Joan Jett And The Blackhearts annunciano il primo tour da headliner nel Regno Unito dopo 16 anni per l’estate 2026

Joan Jett And The Blackhearts annunciano il primo tour da headliner nel Regno Unito dopo 16 anni per l'estate 2026

Joan Jett And The Blackhearts suoneranno il loro primo tour da headliner nel Regno Unito dopo 16 anni quest’estate – vedi tutte le date e le informazioni sui biglietti di seguito.

La Madrina del Punk non suona una serie completa di spettacoli nel Regno Unito con la sua band dal 2010, ma le cose cambieranno a luglio quando saranno gli headliner di cinque grandi spettacoli in tutto il paese, con il supporto del duo politico punk britannico The Meffs.

Le date inizieranno alla O2 Academy di Glasgow il 2 luglio, prima di toccare Manchester, Leeds e Wolverhampton, prima di concludersi nella nuovissima sede all’avanguardia di Londra British Airways ARC l’8 luglio.

I biglietti per tutti gli spettacoli saranno in vendita alle 10:00 di venerdì (24 aprile) e potrai acquistarli qui.

Jett ha detto: “Non vediamo l’ora di tornare sul palco nel Regno Unito quest’estate! Ho scritto e registrato ‘Bad Reputation’, il mio primo LP da solista a Londra. È passato troppo tempo dall’ultima volta che siamo stati nel Regno Unito e siamo entusiasti di vedere tutti!”

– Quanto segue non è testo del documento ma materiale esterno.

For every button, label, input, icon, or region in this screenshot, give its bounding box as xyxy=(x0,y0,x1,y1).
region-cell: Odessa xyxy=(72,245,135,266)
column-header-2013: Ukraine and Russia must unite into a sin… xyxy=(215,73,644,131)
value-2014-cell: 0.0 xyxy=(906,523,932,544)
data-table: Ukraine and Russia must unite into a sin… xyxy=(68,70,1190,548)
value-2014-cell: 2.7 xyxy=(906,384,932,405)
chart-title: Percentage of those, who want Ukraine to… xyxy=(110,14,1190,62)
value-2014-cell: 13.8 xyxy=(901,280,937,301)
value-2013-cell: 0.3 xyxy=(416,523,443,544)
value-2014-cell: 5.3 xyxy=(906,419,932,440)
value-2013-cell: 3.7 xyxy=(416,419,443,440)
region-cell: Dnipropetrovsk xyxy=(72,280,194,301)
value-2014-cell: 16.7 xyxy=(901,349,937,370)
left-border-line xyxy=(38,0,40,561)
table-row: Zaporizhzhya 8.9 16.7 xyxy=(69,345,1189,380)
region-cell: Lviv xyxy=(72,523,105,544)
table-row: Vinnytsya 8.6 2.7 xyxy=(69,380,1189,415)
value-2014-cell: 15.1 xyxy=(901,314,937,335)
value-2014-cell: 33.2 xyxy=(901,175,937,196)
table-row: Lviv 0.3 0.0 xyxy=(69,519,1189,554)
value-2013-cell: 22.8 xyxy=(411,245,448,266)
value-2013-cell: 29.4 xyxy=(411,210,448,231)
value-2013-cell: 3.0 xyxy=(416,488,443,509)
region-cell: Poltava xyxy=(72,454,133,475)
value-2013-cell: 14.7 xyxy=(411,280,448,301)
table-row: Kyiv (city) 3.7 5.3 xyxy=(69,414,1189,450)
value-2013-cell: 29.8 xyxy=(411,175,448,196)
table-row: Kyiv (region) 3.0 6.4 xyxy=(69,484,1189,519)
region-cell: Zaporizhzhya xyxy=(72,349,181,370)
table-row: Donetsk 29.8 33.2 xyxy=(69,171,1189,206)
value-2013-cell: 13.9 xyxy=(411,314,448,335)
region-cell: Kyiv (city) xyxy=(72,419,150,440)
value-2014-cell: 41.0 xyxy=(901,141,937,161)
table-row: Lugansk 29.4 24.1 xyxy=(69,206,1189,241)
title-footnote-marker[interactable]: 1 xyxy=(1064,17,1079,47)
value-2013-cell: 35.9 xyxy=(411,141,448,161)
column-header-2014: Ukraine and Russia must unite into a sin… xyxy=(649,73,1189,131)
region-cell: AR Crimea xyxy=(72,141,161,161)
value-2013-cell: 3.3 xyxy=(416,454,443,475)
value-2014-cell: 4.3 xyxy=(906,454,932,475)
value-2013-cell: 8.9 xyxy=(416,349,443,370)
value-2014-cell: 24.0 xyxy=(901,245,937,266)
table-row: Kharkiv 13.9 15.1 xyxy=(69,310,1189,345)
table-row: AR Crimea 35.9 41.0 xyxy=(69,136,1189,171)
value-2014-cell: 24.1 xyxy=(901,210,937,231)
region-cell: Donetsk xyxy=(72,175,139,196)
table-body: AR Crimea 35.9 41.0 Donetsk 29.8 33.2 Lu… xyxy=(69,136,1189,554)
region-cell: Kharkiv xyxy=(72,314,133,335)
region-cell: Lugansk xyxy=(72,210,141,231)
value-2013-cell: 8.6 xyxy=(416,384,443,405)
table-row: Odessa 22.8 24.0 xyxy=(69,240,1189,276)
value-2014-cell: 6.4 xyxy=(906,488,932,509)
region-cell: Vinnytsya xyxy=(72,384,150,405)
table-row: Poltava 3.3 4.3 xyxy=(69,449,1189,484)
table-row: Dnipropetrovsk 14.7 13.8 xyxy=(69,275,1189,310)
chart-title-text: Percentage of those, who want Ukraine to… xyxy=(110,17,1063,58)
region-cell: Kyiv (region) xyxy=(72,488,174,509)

Joan Jett And The Blackhearts interpreterà:

LUGLIO 2026
2 – Glasgow, Accademia O2
4 – Manchester, Accademia
5 – Leeds, O2 Academy
7 – Wolverhampton, Università di Wolverhampton presso la Sala Civica
8- Londra, British Airways ARC

Jett è stato anche annunciato come atto di apertura per lo spettacolo dei My Chemical Romance allo stadio di Wembley il 10 luglio, e puoi trovare tutti i biglietti rimanenti per quello spettacolo qui.

Altrove, ha preso parte ad un concerto di beneficenza per le vittime degli incendi di Los Angeles lo scorso anno, insieme ai membri sopravvissuti dei Nirvana, mentre si è anche unita a Billy Idol nel suo recente tour in Nord America ed è apparsa nel suo album “Dream Into It”.

Jett ha parlato Music Attitude nel 2022 sulla sua sfiducia nei confronti dell’industria musicale. “Ho diffidato fin dall’inizio, il che non è proprio quello che sono – sono ingenua e mi fido troppo facilmente… (Ma) vedi, attraverso la storia, questo business – qualsiasi parte dell’industria dell’intrattenimento è dura e, sai, può masticare le persone e sputarle fuori”, ha detto. “E non c’è molta simpatia per le persone perché la vita è dura. Tutti stanno passando momenti difficili. Guarda la gente in Ucraina. Stiamo parlando di questo? Siamo fortunati che possiamo anche parlarne.”